6.4 The Committee may appoint employees either permanently or on a fixed term contract, who are not members of the Committee, as may from time to time be necessary, for carrying out the work of the U3A and may fix their terms and conditions of employment. For purposes of employment law the Committee shall be the employer.

6.5 All proper costs, charges and expenses incidental to the management of the U3A and membership of the Third Age Trust may be defrayed from the funds of the U3A.

6.6 The Treasurer shall keep accounts of all monies received and expended on behalf of the U3A and shall prepare and publish such accounts duly independently examined/audited at the Annual General Meeting. All monetary transactions shall be made through properly authorised accounts in accordance with the directives of the Committee.

6.7 No Committee member shall be chargeable or responsible for loss caused by any thing or act done or omitted to be done by him/her or by any agent employed by him/her or by any other Committee member, provided reasonable supervision be exercised over any such agent, or by reason of any mistake or omission made in good faith by any Committee member or by reason of any other matter or thing other than wilful and individual fraud or wrongdoing or wrongful omission on the part of the Committee member who is sought to be made liable.

6.8 For the time being 10% minimum of turnover, with a target of 25% shall be held in the Charities Account as the reserve of the U3A (this being approximately £5,000.00 with a target of £10,000.00).

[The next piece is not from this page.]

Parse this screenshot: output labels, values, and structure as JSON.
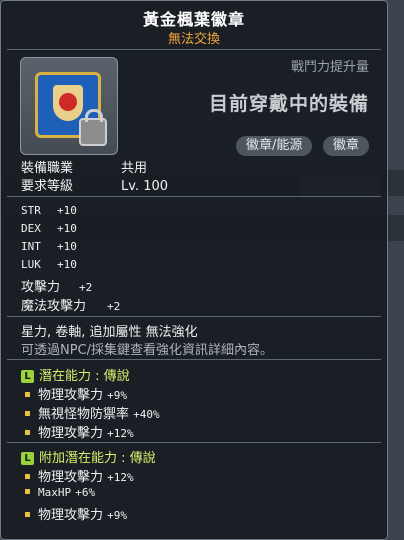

Any property of the Alton U3A shall be vested in Trustees appointed for this purpose or where the appointment of Trustees is not appropriate shall be deemed to be held jointly by all members of the Committee.

All matters not provided for in this constitution relating to the U3A and not involving an amendment to this constitution to be dealt with by the Committee.

The provisions of this constitution other than clauses 2 & 10 and this clause may be amended with the assent of not less than two thirds of members of the U3A present and voting at a General Meeting of the U3A. Twenty-one (21) clear days notice shall be given to the members stating the intention to put forward such a resolution. No amendment shall be made which would cause the U3A to cease to be a charity.

The U3A may at any time be dissolved by a resolution passed by a three-quarters majority of those members of the U3A present and voting at any meeting of the U3A of which at least twenty-one (21) clear days’ notice stating the intention to put forward such a resolution shall have been sent to all members of the U3A. If any assets remain after the satisfaction of all debts and other liabilities, such assets hel
by or in the name of the U3A shall be transferred to such charitable institution or institutions having objects similar to the U3A as the U3A shall decide.